To make things more concrete let me introduce the actual data I will be evaluating. The following image lists some (fictional) motor vehicle collision (MVC) counts over the course of several weeks. Looking at the data with an uncritical eye might lead some to assume that Fridays are the worst day for collisions and that we should do a traffic blitz on that day. The purpose of the exercise is to see if that’s a valid assumption.


So this is our “observed data” but what about the “expected distribution”? In order to answer we need to identify another property of the statistical significance test: the null hypothesis. In any statistical test we need two hypotheses: the research hypothesis and the null hypothesis. The research hypothesis is what we’re hoping to show, in this case, that the day of week means something for MVCs. The null hypothesis is the opposite and in our example it means that the day of the week doesn’t factor into when collisions take place. Since the null hypothesis states that the day doesn’t matter then we should expect the same number of collisions each day. If the total number of collisions is 140 then the expected value for each day is 140/7 = 20. With this new info have a look at the following image that lists both the observed and theoretical distributions.

The chi-square calculation is pretty straight forward: subtract each observed value from its expected value, square it, and then divide by the expected value. So for Sunday the value would be (14-20)^2/20 = 1.8., for Monday it’s: (16-20)^2/20 = 0.8 and so on for each of the 7 days. Then you sum up each of the calculated values to arrive at a total score (8.45 in this case), as in the image below.

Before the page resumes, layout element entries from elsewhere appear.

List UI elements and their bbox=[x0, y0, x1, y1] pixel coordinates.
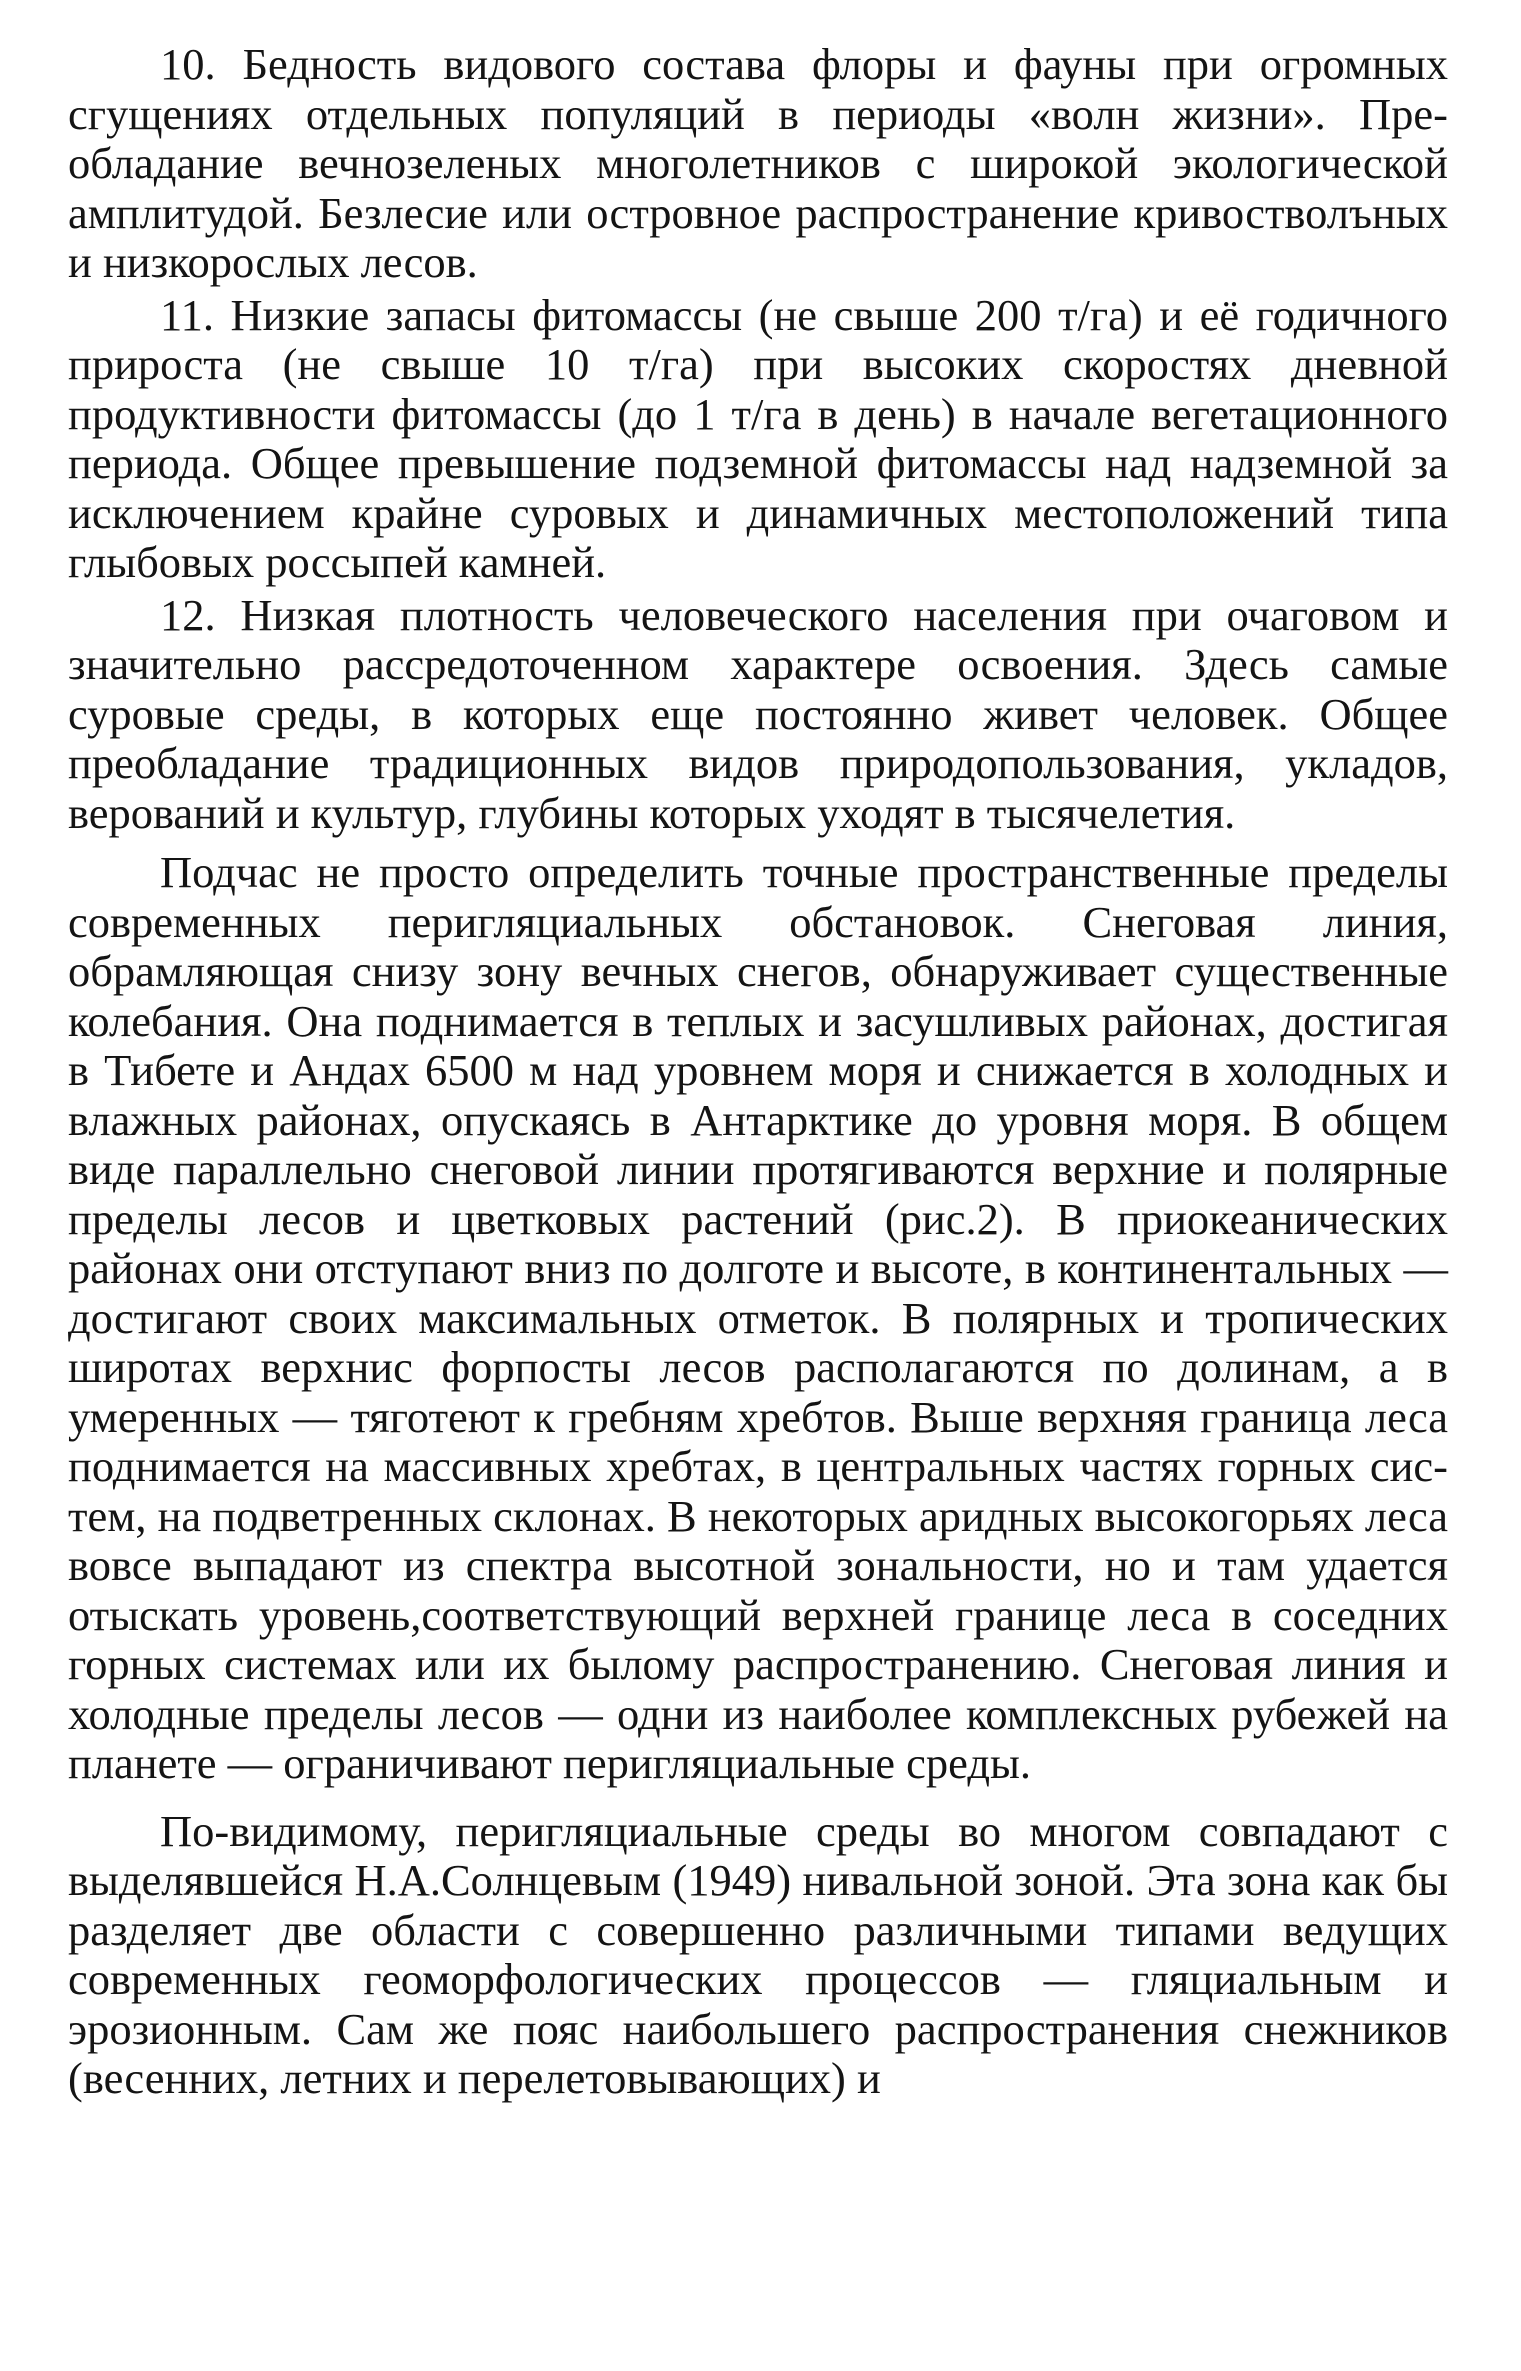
paragraph-item-12: 12. Низкая плотность человеческого населения при очаговом и значительно рассредоточенном характере освоения. Здесь самые суровые среды, в которых еще постоянно живет человек. Общее преобладание традиционных видов природопользования, укладов, верований и культур, глубины которых уходят в тысячелетия. bbox=[68, 589, 1448, 838]
paragraph-snow-line: Подчас не просто определить точные пространственные пределы современных перигляциальных обстановок. Снеговая линия, обрамляющая снизу зону вечных снегов, обнаруживает существенные колебания. Она поднимается в теплых и засушливых районах, достигая в Тибете и Андах 6500 м над уровнем моря и снижается в холодных и влажных районах, опускаясь в Антарктике до уровня моря. В общем виде параллельно снеговой линии протягиваются верхние и полярные пределы лесов и цветковых растений (рис.2). В приокеанических районах они отступают вниз по долготе и высоте, в континентальных — достигают своих максимальных отметок. В полярных и тропических широтах верхнис форпосты лесов располагаются по долинам, а в умеренных — тяготеют к гребням хребтов. Выше верхняя граница леса поднимается на массивных хребтах, в центральных частях горных систем, на подветренных склонах. В некоторых аридных высокогорьях леса вовсе выпадают из спектра высотной зональности, но и там удается отыскать уровень,соответствующий верхней границе леса в соседних горных системах или их былому распространению. Снеговая линия и холодные пределы лесов — одни из наиболее комплексных рубежей на планете — ограничивают перигляциальные среды. bbox=[68, 847, 1448, 1788]
paragraph-nival-zone: По-видимому, перигляциальные среды во многом совпадают с выделявшейся Н.А.Солнцевым (1949) нивальной зоной. Эта зона как бы разделяет две области с совершенно различными типами ведущих современных геоморфологических процессов — гляциальным и эрозионным. Сам же пояс наибольшего распространения снежников (весенних, летних и перелетовывающих) и bbox=[68, 1805, 1448, 2103]
paragraph-item-11: 11. Низкие запасы фитомассы (не свыше 200 т/га) и её годичного прироста (не свыше 10 т/га) при высоких скоростях дневной продуктивности фитомассы (до 1 т/га в день) в начале вегетационного периода. Общее превышение подземной фитомассы над надземной за исключением крайне суровых и динамичных местоположений типа глыбовых россыпей камней. bbox=[68, 289, 1448, 587]
text-column bbox=[68, 40, 1448, 2104]
paragraph-item-10: 10. Бедность видового состава флоры и фауны при огромных сгущениях отдельных популяций в периоды «волн жизни». Преобладание вечнозеленых многолетников с широкой экологической амплитудой. Безлесие или островное распространение кривостволъных и низкорослых лесов. bbox=[68, 39, 1448, 287]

The next step is to check the score against what’s known as a chi-square critical value table, which is pre-computed tables of critical values for different confidence intervals and degrees of freedom. The tables are all over the Internet but I used this one for this example. I wrote above about confidence intervals, and I’m going to pick the 95% interval just because, which means that my alpha value (look at the table) is 0.05 (i.e. 1 – 0.95). The second value is degrees of freedom which is a measure of how many elements are being tested, minus one. For this example, 7 days in the week, minus one, means we have 6 degrees of freedom (df). Knowing these two pieces of information we can look up the chi-square critical value. Go down to the row for df=6 and across to the column for alpha=0.05 and the number is 12.592.

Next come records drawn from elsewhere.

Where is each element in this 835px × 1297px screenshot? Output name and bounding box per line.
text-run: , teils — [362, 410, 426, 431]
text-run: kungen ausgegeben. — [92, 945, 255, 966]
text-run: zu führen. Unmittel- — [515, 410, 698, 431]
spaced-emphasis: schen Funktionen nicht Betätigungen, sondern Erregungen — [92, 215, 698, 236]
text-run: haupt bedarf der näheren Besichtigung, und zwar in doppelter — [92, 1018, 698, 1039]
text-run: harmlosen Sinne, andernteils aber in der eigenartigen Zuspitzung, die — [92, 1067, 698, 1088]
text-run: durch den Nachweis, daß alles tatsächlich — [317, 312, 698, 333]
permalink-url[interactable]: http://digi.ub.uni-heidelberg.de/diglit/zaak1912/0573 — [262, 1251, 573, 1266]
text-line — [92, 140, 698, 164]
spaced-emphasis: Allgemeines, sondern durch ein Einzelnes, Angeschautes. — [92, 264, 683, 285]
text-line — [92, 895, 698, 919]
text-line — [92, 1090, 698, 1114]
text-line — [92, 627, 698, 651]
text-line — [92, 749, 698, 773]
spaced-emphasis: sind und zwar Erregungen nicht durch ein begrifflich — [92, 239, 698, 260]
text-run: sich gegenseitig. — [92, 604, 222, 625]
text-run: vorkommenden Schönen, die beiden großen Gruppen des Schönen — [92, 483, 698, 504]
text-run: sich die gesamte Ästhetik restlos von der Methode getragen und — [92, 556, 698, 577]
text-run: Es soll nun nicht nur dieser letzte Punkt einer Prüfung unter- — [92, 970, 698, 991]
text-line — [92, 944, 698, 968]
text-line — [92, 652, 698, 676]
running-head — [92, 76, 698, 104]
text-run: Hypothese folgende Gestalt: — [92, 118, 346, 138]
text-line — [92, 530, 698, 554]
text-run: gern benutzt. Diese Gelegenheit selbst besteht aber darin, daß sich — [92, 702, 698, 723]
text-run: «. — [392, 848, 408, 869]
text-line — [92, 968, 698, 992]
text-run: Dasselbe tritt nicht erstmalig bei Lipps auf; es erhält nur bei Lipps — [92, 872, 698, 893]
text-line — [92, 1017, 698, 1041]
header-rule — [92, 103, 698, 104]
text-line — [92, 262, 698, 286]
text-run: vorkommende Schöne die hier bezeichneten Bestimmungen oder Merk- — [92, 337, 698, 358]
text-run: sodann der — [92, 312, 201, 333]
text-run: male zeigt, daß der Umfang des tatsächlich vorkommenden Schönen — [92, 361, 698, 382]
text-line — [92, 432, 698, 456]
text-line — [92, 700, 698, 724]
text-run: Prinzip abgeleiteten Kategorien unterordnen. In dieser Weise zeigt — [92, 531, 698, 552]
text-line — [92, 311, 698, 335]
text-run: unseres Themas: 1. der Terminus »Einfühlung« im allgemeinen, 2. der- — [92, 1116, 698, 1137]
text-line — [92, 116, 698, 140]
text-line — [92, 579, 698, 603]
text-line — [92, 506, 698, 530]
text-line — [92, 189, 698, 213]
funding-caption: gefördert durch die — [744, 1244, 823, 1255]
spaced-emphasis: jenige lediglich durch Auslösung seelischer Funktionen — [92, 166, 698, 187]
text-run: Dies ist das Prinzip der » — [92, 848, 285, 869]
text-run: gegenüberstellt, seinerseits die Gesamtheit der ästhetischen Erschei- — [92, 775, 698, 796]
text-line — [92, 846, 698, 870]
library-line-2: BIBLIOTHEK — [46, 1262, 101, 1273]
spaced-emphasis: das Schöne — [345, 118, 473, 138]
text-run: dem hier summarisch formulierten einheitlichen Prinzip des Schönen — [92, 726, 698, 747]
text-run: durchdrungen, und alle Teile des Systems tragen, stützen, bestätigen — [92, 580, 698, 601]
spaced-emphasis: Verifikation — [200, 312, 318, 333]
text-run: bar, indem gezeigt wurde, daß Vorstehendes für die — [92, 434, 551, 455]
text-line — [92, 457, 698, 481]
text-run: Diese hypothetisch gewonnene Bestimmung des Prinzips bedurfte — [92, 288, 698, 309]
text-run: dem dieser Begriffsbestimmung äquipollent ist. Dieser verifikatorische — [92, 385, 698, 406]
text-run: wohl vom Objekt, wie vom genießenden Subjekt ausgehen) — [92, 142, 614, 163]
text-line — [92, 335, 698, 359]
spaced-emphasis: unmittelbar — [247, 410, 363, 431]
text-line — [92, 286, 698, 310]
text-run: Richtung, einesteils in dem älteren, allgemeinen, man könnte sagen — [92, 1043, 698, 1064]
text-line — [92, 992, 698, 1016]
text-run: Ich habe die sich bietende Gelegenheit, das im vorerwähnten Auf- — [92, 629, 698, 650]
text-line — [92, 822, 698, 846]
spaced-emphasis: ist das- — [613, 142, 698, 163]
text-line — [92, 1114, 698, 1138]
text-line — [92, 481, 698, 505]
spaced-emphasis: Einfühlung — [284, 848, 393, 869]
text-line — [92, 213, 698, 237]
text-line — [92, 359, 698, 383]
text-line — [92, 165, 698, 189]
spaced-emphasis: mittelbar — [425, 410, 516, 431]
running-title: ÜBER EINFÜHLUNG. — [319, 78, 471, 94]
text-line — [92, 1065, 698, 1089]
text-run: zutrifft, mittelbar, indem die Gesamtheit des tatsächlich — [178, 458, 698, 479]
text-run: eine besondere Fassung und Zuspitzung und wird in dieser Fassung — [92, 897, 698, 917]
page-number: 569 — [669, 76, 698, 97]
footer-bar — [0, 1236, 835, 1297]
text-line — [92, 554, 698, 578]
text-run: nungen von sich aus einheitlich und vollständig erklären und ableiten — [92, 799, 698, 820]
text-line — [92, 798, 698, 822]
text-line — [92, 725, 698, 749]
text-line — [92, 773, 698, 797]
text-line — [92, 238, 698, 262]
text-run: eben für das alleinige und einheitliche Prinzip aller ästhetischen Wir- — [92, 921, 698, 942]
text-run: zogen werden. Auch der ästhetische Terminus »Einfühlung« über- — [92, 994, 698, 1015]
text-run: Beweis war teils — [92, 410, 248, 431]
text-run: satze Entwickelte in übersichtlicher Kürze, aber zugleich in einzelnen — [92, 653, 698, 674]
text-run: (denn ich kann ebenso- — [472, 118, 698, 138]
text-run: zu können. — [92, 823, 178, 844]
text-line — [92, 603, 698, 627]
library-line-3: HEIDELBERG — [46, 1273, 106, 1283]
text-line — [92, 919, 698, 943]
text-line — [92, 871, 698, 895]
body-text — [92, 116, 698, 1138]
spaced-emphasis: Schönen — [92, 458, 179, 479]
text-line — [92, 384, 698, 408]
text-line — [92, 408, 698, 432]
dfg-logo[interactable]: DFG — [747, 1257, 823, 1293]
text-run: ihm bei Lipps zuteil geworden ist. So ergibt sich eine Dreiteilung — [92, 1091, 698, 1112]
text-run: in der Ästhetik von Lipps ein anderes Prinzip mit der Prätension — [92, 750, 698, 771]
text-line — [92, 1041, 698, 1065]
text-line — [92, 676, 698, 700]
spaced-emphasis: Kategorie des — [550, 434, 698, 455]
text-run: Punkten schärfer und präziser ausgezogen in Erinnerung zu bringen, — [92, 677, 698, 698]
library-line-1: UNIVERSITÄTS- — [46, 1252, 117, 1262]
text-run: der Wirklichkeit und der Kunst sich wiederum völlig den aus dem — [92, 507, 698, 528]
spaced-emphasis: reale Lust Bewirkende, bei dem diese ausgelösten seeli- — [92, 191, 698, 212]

12.592 is greater than 8.45. That means we cannot reject the null hypothesis. That means we can’t say that the observed MVCs across the days of the week is due to anything other than chance. It means that we can’t say that any particular day is better than another to do a traffic blitz because, statistically, the observed data could have happened by chance. This is a troubling truth if we’ve been telling officers to focus on Fridays.

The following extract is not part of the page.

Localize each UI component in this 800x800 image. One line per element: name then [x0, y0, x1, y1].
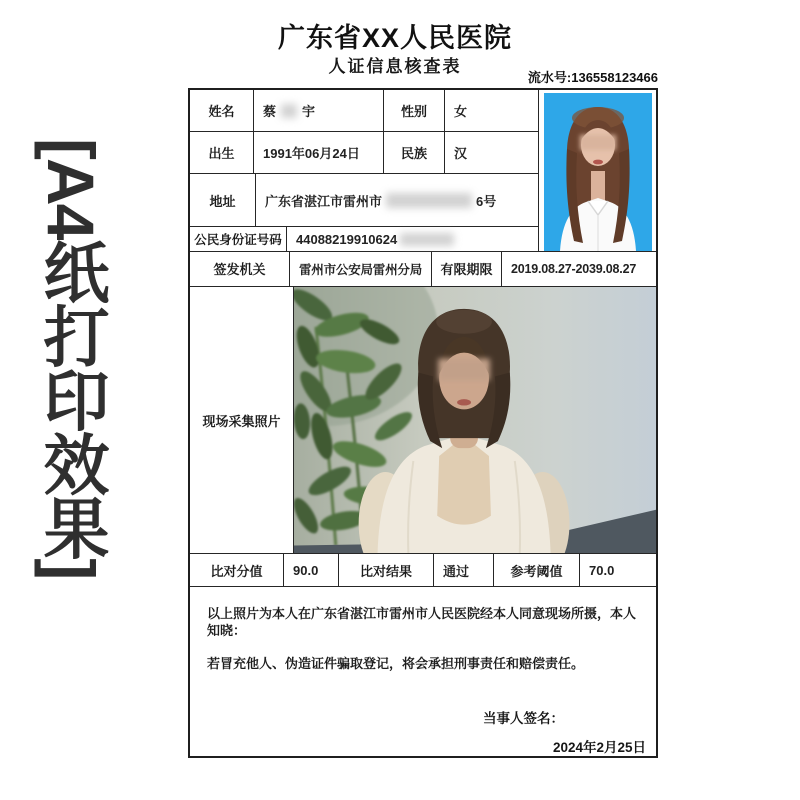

So this post is kind of a bummer if you’re used to directing officers based on day-of-week analysis. A lot of officers don’t want to hear about statistical significance (well, actually, none, I don’t know any who would want to hear about it) but the hard truth is that math is telling us that what we think is a pattern (e.g. more MVCs on Fridays) is often not distinguishable from chance. On the bright side, when we do get to reject the null hypothesis we are able to objectively demonstrate that, in fact, yes, something is going on that warrants attention. And of course the chi-square test is applicable to all sorts of categorical data sets, many of which demonstrate statistical significance, so hopefully you can add it to your toolbox for use in the future.

Important Bonus Math:
There are a few caveats when working with chi-square. First, it’s a data hungry method, the more values you have, the better your test will be. Second, it is skewed to rejecting the null hypothesis. I don’t know exactly why, that’s what a smart stat guy wrote, but it means that if you are forced to accept the null hypothesis, you’re really in bad shape. Third, don’t run the test if you have an expected distribution with less than 5 in each of the cells. This means, don’t let the expected value be less than 5 for each of days of the week, that’s too little data (see the first caveat) and your results won’t be good.